O Carro de Fogo -Ilustração de Gustavo Doré



Parte 2


Manifestação pela Natureza Eterna.
As Sete propriedades naturais.


A Manifestação Através da Natureza Eterna

A fim de manifestar-se a Si mesma como o Deus Vivo, A Divindade foi obrigada a encontrar uma distinção eterna, um contraste eterno em Si mesma.

A Vontade Eterna teve que se dividir em duas, foi obrigada a contrapôr uma anti-Vontade Eterna (ou seja, uma vontade derivada e separada da Unidade) como condição para a sua vida de manifestação.
Temos, portanto, dois Centros gerados na Divindade , a Vontade Natureza ( também chamada de Trindade Tenebrosa ou Fogo que deriva da própria Vontade Eterna original sem fundo ) e a Vontade Espiritual ( Trindade Luminosa ou Luz que é por assim dizer activada ou ‘parida’ pela Trindade Tenebrosa como contraposição para servir de base, de fundo para futuras manifestações ) .
A Vontade Natureza é como uma vontade particular, a vontade própria em contraste com a Vontade Universal, como o Não Vontade em contraste com o Sim Vontade, como a vontade de dissimilaridade, em contraste com a Vontade de similaridade.

O objeto do processo de vida e manifestação que estamos agora a considerar é que a Vontade Natureza pode ser subordinada à Vontade Espiritual , como seu instrumento obediente e meio de manifestação.

A primeira parte do processo mostra uma relação de contraste, na verdade, uma relação hostil entre Natureza e Espírito, a segunda parte, pelo contrário, mostra a Natureza como o servo da Divindade e da Idéia, para a formação da Glória futura de Deus.

O processo é mais claramente definido pelas Sete propriedades naturais ou fundamentais , que são a energia que dá forma à Natureza .

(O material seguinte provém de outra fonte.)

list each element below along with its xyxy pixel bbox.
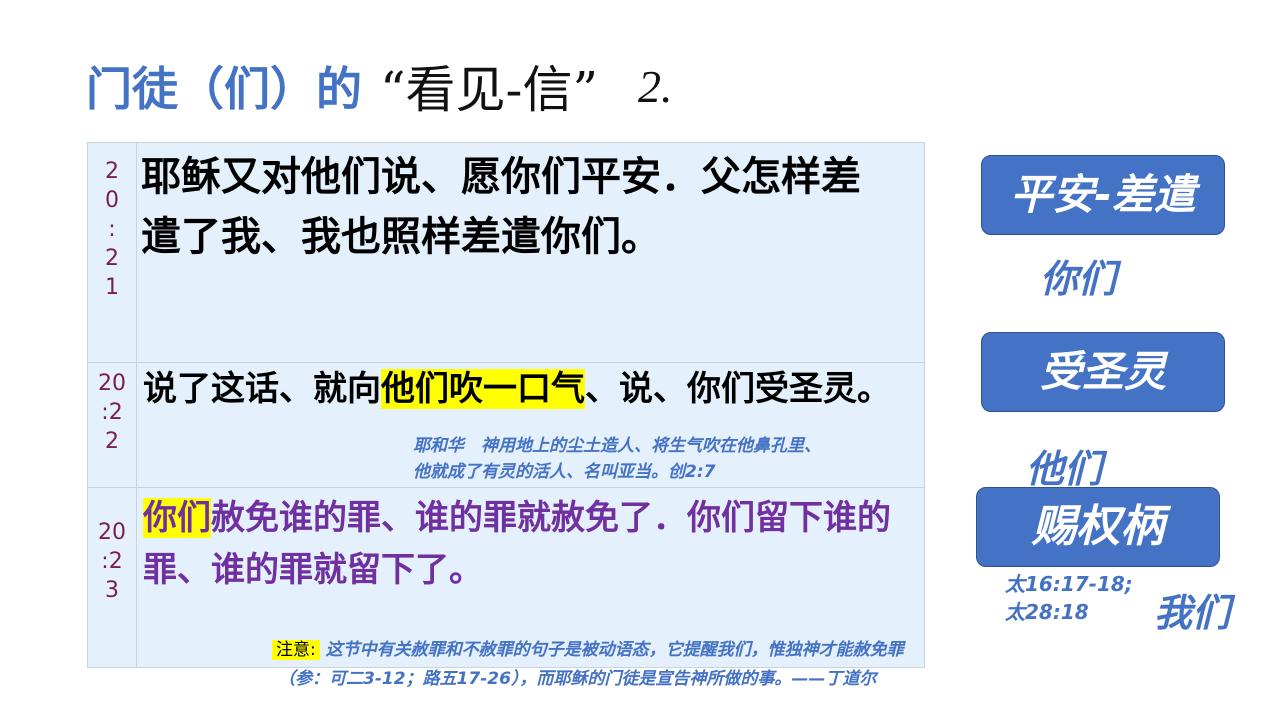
verse-row-20-21: 2 0 : 2 1 耶稣又对他们说、愿你们平安．父怎样差遣了我、我也照样差遣你们… xyxy=(87,142,925,363)
highlighted-phrase: 你们 xyxy=(143,498,211,538)
verse-table: 2 0 : 2 1 耶稣又对他们说、愿你们平安．父怎样差遣了我、我也照样差遣你们… xyxy=(87,142,925,668)
title-prefix: 门徒（们）的 xyxy=(86,62,362,116)
label-us: 我们 xyxy=(1154,591,1231,635)
label-them: 他们 xyxy=(1026,447,1103,491)
verse-text: 耶稣又对他们说、愿你们平安．父怎样差遣了我、我也照样差遣你们。 xyxy=(136,142,925,363)
attention-label: 注意: xyxy=(272,640,320,660)
receive-holy-spirit-button[interactable]: 受圣灵 xyxy=(981,332,1225,412)
verse-number: 20 :2 3 xyxy=(87,487,137,668)
label-you: 你们 xyxy=(1040,257,1117,301)
grant-authority-button[interactable]: 赐权柄 xyxy=(976,487,1220,567)
verse-number: 20 :2 2 xyxy=(87,362,137,488)
title-number: 2. xyxy=(638,60,673,112)
highlighted-phrase: 他们吹一口气 xyxy=(381,369,585,409)
scripture-reference: 太16:17-18; 太28:18 xyxy=(1005,572,1133,624)
genesis-note: 耶和华 神用地上的尘土造人、将生气吹在他鼻孔里、 他就成了有灵的活人、名叫亚当。… xyxy=(413,436,821,482)
slide-title: 门徒（们）的 “看见-信” 2. xyxy=(86,50,673,120)
peace-sending-button[interactable]: 平安-差遣 xyxy=(981,155,1225,235)
verse-number: 2 0 : 2 1 xyxy=(87,142,137,363)
attention-note: 注意: 这节中有关赦罪和不赦罪的句子是被动语态，它提醒我们，惟独神才能赦免罪 （… xyxy=(272,636,904,694)
title-quote: “看见-信” xyxy=(380,61,599,119)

Nada pode ganhar forma na natureza sem o auxílio destas sete propriedades .

Nestas Sete propriedades naturais iremos perceber dois ternários ou tríades:
O primeiro, o Ternário negativo, escuro ( Fogo –Trindade Negativa ou Tenebrosa – Vontade Natureza ) , onde a natureza mostra o que é capaz por si só, mostra que, apesar de todo o seu poder, continua a ter uma fome insatisfeita e uma agitação ansiosa .
O segundo, o Ternário positivo ,brilhante ( Luz –Trindade Luminosa –Vontade Espiritual), na qual a Natureza Eterna se rendeu à sua independência, e é transfigurada para a Luz, para a confecção das harmonias eternas.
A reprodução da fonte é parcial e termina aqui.